🤖 AI Summary
To address scalability and resilience limitations in drone swarm collaborative evacuation path planning for wildfire emergencies, this paper proposes an edge-accelerated multi-agent coordination framework. Methodologically, it introduces a hierarchical coordination architecture and a context-aware weighted A* path planning algorithm, integrating onboard edge computing, lightweight deep neural network (DNN) models for fire detection and human pose estimation, Apache IoTDB for time-series data storage, and a dynamic load-balancing mechanism. The framework enables seamless data migration and intra-geofence task reallocation upon drone failure. Experimental evaluation in a Southern California wildfire simulation environment demonstrates end-to-end latency ≤500 ms and task reallocation success rate >98%, significantly enhancing real-time responsiveness and system fault tolerance.
📝 Abstract
Drone fleets equipped with onboard cameras, computer vision, and Deep Neural Network (DNN) models present a powerful paradigm for real-time spatio-temporal decision-making. In wildfire response, such drones play a pivotal role in monitoring fire dynamics, supporting firefighter coordination, and facilitating safe evacuation. In this paper, we introduce AeroResQ, an edge-accelerated UAV framework designed for scalable, resilient, and collaborative escape route planning during wildfire scenarios. AeroResQ adopts a multi-layer orchestration architecture comprising service drones (SDs) and coordinator drones (CDs), each performing specialized roles. SDs survey fire-affected areas, detect stranded individuals using onboard edge accelerators running fire detection and human pose identification DNN models, and issue requests for assistance.
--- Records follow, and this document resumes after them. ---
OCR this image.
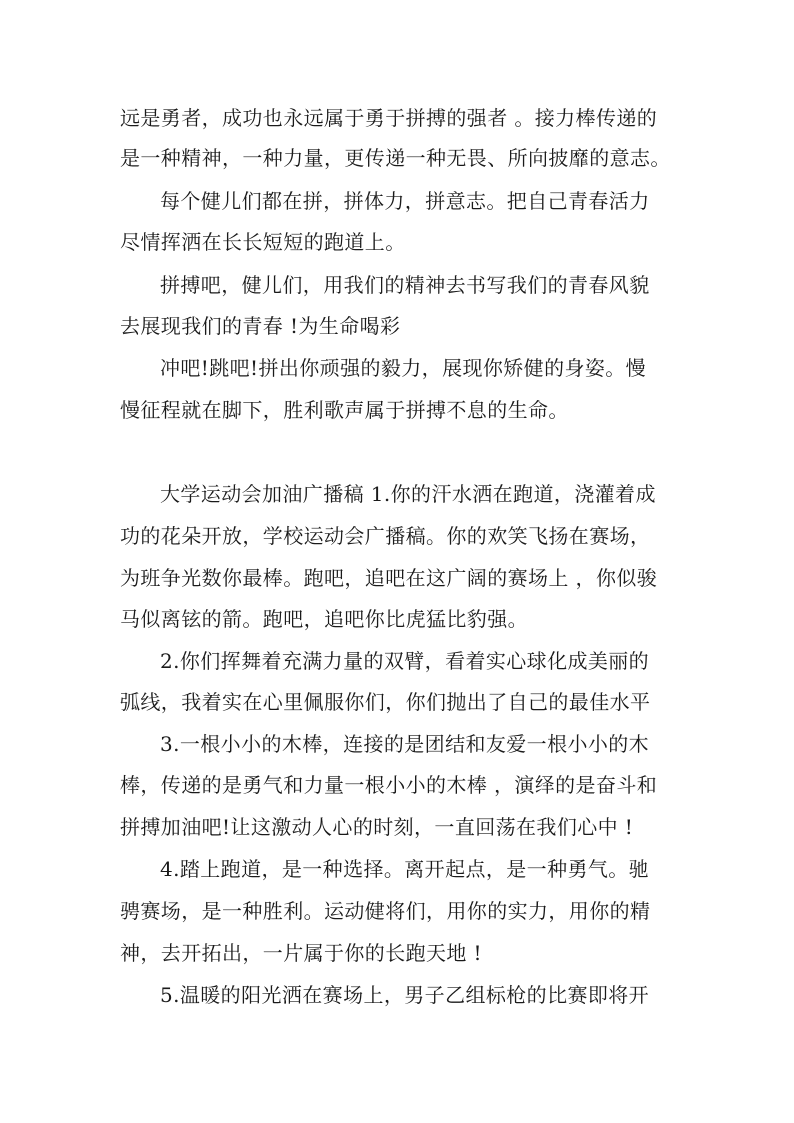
远是勇者，成功也永远属于勇于拼搏的强者 。接力棒传递的
是一种精神，一种力量，更传递一种无畏、所向披靡的意志。
每个健儿们都在拼，拼体力，拼意志。把自己青春活力
尽情挥洒在长长短短的跑道上。
拼搏吧，健儿们，用我们的精神去书写我们的青春风貌
去展现我们的青春 !为生命喝彩
冲吧!跳吧!拼出你顽强的毅力，展现你矫健的身姿。慢
慢征程就在脚下，胜利歌声属于拼搏不息的生命。
大学运动会加油广播稿 1.你的汗水洒在跑道，浇灌着成
功的花朵开放，学校运动会广播稿。你的欢笑飞扬在赛场，
为班争光数你最棒。跑吧，追吧在这广阔的赛场上 ，你似骏
马似离铉的箭。跑吧，追吧你比虎猛比豹强。
2.你们挥舞着充满力量的双臂，看着实心球化成美丽的
弧线，我着实在心里佩服你们，你们抛出了自己的最佳水平
3.一根小小的木棒，连接的是团结和友爱一根小小的木
棒，传递的是勇气和力量一根小小的木棒 ，演绎的是奋斗和
拼搏加油吧!让这激动人心的时刻，一直回荡在我们心中 !
4.踏上跑道，是一种选择。离开起点，是一种勇气。驰
骋赛场，是一种胜利。运动健将们，用你的实力，用你的精
神，去开拓出，一片属于你的长跑天地 !
5.温暖的阳光洒在赛场上，男子乙组标枪的比赛即将开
CDs, equipped with lightweight data stores such as Apache IoTDB, dynamically generate optimal ground escape routes and monitor firefighter movements along these routes. The framework proposes a collaborative path-planning approach based on a weighted A* search algorithm, where CDs compute context-aware escape paths. AeroResQ further incorporates intelligent load-balancing and resilience mechanisms: CD failures trigger automated data redistribution across IoTDB replicas, while SD failures initiate geo-fenced re-partitioning and reassignment of spatial workloads to operational SDs. We evaluate AeroResQ using realistic wildfire emulated setup modeled on recent Southern California wildfires. Experimental results demonstrate that AeroResQ achieves a nominal end-to-end latency of <=500ms, much below the 2s request interval, while maintaining over 98% successful task reassignment and completion, underscoring its feasibility for real-time, on-field deployment in emergency response and firefighter safety operations.